Elijah didn’t look away from Chet. “They buried him,” he hissed. “They buried him alive.”
Leah added, “And Hale is the one holding the shovel.”
###
The Girls React
Aiyanna crawled closer to the screen, her braid swinging over her shoulder. She pressed her palm against the glass.
“He helped us,” she whispered. “He hid us.”
Lily nodded, fierce and small. “He took the hurt so we could run.”
Marianne knelt beside them. “We will help him back. I promise.”
Aiyanna’s voice trembled. “He’s scared. But he’s still good.”
Elijah’s throat tightened. He remembered the boy with the paintbrush. The boy who apologized for breathing too loudly.
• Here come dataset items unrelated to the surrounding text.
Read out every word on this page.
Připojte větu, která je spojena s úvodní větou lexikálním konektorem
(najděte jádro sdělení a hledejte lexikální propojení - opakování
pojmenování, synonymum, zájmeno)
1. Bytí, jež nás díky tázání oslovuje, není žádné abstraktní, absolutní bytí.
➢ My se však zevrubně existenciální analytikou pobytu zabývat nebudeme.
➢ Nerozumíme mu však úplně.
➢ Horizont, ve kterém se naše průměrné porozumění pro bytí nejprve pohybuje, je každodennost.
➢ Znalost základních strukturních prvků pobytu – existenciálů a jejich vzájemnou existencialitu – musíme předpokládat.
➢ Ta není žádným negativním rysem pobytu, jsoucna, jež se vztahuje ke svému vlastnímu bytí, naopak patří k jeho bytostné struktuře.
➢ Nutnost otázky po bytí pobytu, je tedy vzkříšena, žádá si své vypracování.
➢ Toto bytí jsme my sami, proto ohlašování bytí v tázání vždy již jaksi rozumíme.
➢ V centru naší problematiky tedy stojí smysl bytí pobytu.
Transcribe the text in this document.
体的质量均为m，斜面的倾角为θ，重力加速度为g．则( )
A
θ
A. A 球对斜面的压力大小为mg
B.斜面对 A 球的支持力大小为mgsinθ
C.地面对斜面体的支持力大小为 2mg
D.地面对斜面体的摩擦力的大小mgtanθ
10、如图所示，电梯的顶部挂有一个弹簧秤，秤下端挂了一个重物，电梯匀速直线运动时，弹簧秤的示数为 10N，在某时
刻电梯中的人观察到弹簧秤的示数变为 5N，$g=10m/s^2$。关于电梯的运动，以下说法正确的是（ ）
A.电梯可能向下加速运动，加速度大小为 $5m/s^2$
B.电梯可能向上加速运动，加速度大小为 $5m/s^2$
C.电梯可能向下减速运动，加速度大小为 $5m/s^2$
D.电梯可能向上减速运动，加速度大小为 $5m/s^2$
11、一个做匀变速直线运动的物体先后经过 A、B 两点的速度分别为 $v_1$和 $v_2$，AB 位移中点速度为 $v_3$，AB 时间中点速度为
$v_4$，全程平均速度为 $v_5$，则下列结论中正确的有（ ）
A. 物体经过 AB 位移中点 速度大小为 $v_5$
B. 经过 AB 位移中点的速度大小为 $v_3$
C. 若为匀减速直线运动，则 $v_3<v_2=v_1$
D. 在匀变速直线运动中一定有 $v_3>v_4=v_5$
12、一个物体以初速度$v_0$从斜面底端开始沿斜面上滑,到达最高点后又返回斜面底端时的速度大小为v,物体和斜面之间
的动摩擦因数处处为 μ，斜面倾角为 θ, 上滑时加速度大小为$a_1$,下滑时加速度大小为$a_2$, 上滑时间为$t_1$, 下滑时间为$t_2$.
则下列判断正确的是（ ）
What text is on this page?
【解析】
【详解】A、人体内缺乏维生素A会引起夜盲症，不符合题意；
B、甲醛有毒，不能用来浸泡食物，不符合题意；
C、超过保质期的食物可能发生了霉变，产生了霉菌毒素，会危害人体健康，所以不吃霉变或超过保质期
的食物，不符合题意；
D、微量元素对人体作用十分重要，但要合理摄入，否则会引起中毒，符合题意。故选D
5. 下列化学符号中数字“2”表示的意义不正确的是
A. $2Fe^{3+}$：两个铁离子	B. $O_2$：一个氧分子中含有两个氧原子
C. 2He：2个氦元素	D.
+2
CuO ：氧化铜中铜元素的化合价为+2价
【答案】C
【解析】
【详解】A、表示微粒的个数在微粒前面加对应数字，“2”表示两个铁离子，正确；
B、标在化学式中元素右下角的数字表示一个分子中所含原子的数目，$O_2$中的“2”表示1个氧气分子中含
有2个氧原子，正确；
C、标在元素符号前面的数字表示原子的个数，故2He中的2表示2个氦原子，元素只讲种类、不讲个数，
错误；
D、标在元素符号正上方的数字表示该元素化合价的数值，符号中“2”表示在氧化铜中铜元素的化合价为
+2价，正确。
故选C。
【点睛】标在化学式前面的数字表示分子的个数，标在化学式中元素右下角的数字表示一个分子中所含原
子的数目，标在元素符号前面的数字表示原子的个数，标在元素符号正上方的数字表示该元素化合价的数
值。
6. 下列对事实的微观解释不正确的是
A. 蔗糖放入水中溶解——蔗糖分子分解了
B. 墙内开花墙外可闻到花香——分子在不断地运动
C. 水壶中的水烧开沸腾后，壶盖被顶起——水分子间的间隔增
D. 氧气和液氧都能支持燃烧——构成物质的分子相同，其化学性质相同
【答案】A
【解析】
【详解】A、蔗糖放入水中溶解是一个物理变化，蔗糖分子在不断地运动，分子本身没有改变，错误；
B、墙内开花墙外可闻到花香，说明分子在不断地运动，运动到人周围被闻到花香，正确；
The boy who never asked for help but always gave it.
He remembered the boy he had failed to check on.
###
Elijah’s Shift
Hale stepped closer to Chet on the feed. “You’ll report to Level Five after this,” Hale said. “They’re waiting.”
Chet nodded once, silent.
Elijah stepped forward, voice steady and cold. “Level Five,” he said. “That’s where we start.”
Marianne turned to him. “Elijah—”
“No,” he said. “I’m done watching.”
Leah looked up. "The layout is unknown to us. We don’t know the access points. We don’t know how many people are down there.”
Elijah’s eyes stayed on Chet. “I know enough.”
Evan crossed his arms. “You’re talking extraction.”
Elijah nodded. “I’m talking rescue.”
Marianne exhaled. “Elijah… this is a fortress.”
Elijah’s voice didn’t waver. “I’m a Marine. He’s one of ours. I’m not leaving him behind.”
Leah whispered, “Hale won’t let him go.”
Elijah’s jaw set. “Then Hale becomes the problem.”